Divestitures, Demergers and Agility
Several factors are driving a fundamental re-orientation in boardrooms across the globe. Shareholder activism has compelled many corporate boards to strategically review their portfolios and divest non-performing, under-performing or non-core businesses. There is an increasing value being placed by company boards to be nimble-to to react quickly to the changing customer behaviours, disruptions in the existing business models, desire for greater operational or financial agility and a focus on industry specific dynamics. These factors now seem to far outweigh the traditional benefits of scale and conglomeration.
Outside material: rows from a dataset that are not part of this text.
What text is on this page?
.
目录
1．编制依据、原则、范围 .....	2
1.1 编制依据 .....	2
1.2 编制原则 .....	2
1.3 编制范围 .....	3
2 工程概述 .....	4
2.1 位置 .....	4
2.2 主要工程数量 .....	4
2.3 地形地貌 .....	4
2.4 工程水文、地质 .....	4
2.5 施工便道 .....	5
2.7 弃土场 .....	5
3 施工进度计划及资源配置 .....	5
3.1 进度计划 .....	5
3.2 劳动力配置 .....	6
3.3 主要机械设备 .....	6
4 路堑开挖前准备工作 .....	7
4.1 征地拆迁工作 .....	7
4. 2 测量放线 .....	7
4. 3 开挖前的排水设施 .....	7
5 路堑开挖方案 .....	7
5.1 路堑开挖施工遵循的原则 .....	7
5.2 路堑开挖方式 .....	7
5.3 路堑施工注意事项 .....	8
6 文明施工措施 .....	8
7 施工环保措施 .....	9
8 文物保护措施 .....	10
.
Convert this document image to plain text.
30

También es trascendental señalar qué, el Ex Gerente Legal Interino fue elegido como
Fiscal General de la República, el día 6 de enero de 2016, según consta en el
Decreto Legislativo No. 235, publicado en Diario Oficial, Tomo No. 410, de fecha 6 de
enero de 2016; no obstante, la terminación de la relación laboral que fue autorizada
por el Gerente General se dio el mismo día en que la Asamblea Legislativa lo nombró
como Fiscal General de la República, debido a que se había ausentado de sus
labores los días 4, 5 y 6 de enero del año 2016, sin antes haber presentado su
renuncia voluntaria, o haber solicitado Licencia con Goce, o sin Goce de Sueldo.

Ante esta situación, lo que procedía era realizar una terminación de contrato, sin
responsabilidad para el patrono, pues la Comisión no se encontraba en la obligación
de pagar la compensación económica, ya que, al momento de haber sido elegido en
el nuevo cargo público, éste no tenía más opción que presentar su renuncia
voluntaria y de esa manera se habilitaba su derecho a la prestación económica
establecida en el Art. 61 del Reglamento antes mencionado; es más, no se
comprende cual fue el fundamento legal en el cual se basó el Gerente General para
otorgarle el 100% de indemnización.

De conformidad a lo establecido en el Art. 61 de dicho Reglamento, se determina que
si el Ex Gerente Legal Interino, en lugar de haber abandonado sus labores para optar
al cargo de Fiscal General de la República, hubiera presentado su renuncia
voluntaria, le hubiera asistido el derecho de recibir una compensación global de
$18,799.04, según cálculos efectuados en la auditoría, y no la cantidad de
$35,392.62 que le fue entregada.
Regulatory Scrutiny Hurdles
Many countries across the globe are tightening their regulatory environment especially in those deals that invite antitrust or Foreign Direct Investment (FDI) scrutiny. They are also implementing stricter anti-monopoly, data security and industry-specific regulations. This rising protectionism could result in more focus on domestic deals and create headwinds for cross-border M&A deals.
Supply Chain Optimization
To build agility and resilience against the prevailing headwinds of disruption in the supply chains, most companies are now focusing on shoring up their supply chains. More vertical-integration deals, both upwards-to secure key raw materials and components as well as-downwards-to control how products are distributed are likely in 2022. Companies facing raw materials, input or labour shortages, port lockdowns, shortages of shipping containers are focusing on nearshoring or onshoring opportunities in order to build greater resilience in to their supply chains and reduce their lead times.
Greater Impact of ESG Factors
M&A decision making and strategy nowadays seems to be greatly influenced by the environmental, social and governance (ESG) factors. This is because most investors have now started using ESG criteria to assess risks and to identify opportunities of value creation. With the commitment towards reducing carbon emissions gaining greater momentum, increased capital is likely to be mobilized for transition to greener sources of energy and developing of new technologies for the future.
M&A has always been a useful tool to help companies grow, reach, and achieve beyond their present-day organic means. The more challenging the environment becomes, the more vital they will be, But it is now inevitable that the above industry trends will greatly influence the M&A activity in 2022 and the next few years to come.